En los días sucesivos, Beth y el servicio pudieron comprobar de primera mano la naturaleza perversa de Vivian Maxwell y su hija Rose. La señora se dedicaba a hablar con altivez a todos los miembros del servicio, dando órdenes a diestro y siniestro.

Mientras tanto, Rose Maxwell hacía diabólicas travesuras. Quemó el pelo a una sirvienta, llenó de hollín uno de los salones, entre otras muchas cosas. Sobre todo, le gustaba molestar a Beth. La tiraba del pelo, le cortó con unas tijeras parte de su vestido, y la seguía a todas partes, evitando que Beth encontrara un momento de paz. Todo con tal de fastidiarla. Y para colmo, siempre le echaba la culpa de sus travesuras.

Lord Arundel y la señora Maxwell, en vez de regañar a Rose, la defendían a ultranza, complaciendo además todos sus caprichos.

Por suerte, la mayoría de los días, Beth conseguía alejarse de aquel demonio rubio. Siempre que tenía ocasión, se escapaba y paseaba por los alrededores de Ascot Park, que conocía como la palma de su mano.

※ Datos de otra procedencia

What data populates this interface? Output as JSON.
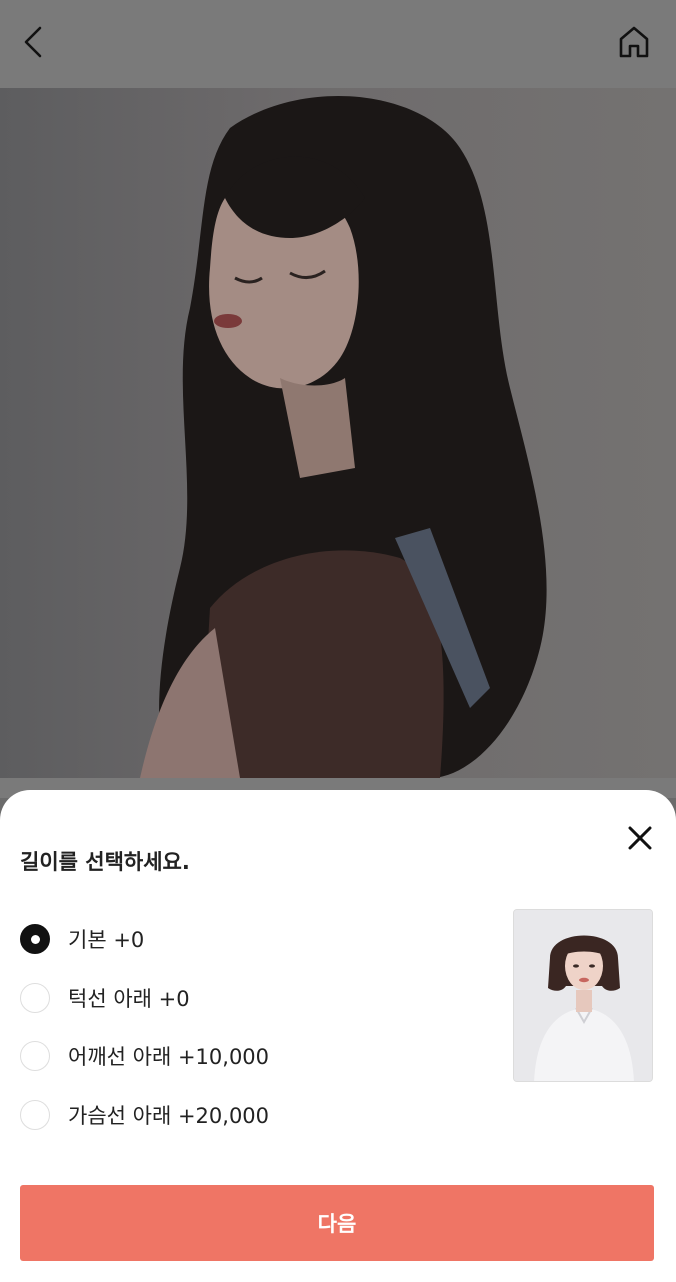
{
  "header": {
    "back_icon": "chevron-left-icon",
    "home_icon": "home-icon"
  },
  "sheet": {
    "title": "길이를 선택하세요.",
    "close_icon": "close-icon",
    "options": [
      {
        "label": "기본 +0",
        "selected": true
      },
      {
        "label": "턱선 아래 +0",
        "selected": false
      },
      {
        "label": "어깨선 아래 +10,000",
        "selected": false
      },
      {
        "label": "가슴선 아래 +20,000",
        "selected": false
      }
    ],
    "next_label": "다음"
  },
  "colors": {
    "accent": "#ef7565",
    "overlay": "#6b6b6b"
  }
}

Una de aquellas mañanas, vio a un hombre en el bosque, a la orilla del arroyo, lanzando piedras al agua y haciéndolas rebotar. Se escondió detrás de unos arbustos, y se dedicó a observarlo. Era un caballero alto, moreno, con el cabello a la altura de los hombros, y de complexión fuerte. Se fijó en que no llevaba pantalones, sino una falda.

De repente, recordó las historias sobre Escocia que le había contado su madre. En una ocasión le explicó que los miembros de los clanes llevaban una prenda llamada kilt, que era una especie de falda. A Beth se le iluminaron los ojos. Pensó que ese hombre era como el guerrero Callum.

Debido al entusiasmo, se movió sin querer, y una rama crujió bajo su pie. El hombre se giró, mirando hacia donde ella estaba, y preguntó:

—¿Quién anda ahí?

Beth se mordió el labio inferior, nerviosa, y salió de su escondite. El hombre sonrió al verla.

—Vaya, había un ratoncito y no me había dado cuenta—dijo el hombre, divertido—. ¿Cómo te llamas, pequeña?

Beth se irguió.

—Me llamo Beth Arundel. ¿Y usted?

—Angus Burns. Encantado—respondió, sonriente—. ¿Qué hacías ahí escondida?

Beth se encogió de hombros.

—Mirar lo que estaba haciendo.

El hombre asintió.

—Eres honesta, eso es bueno. ¿Quieres probar? —inquirió, ofreciéndole una de las piedras que tenía en la mano.

Beth asintió, y se acercó a él. Tomó una de las piedras, pero no la lanzó, ya que tenía ciertas dudas.

—¿Cómo lo hace usted?

Angus sonrió.

—Te enseñaré. —Se agachó un poco y se puso a su altura—. Coges la piedra, pones el brazo y la mano así—dijo poniendo el brazo en la posición de lanzamiento—. Y entonces, la lanzas. Vamos, prueba.

Beth, siguiendo sus instrucciones, lanzó la piedra, y consiguió que esta rebotara dos veces. La niña, al ver su hazaña, sonrió, entusiasmada.

—¡Bien hecho! No está mal para ser la primera vez.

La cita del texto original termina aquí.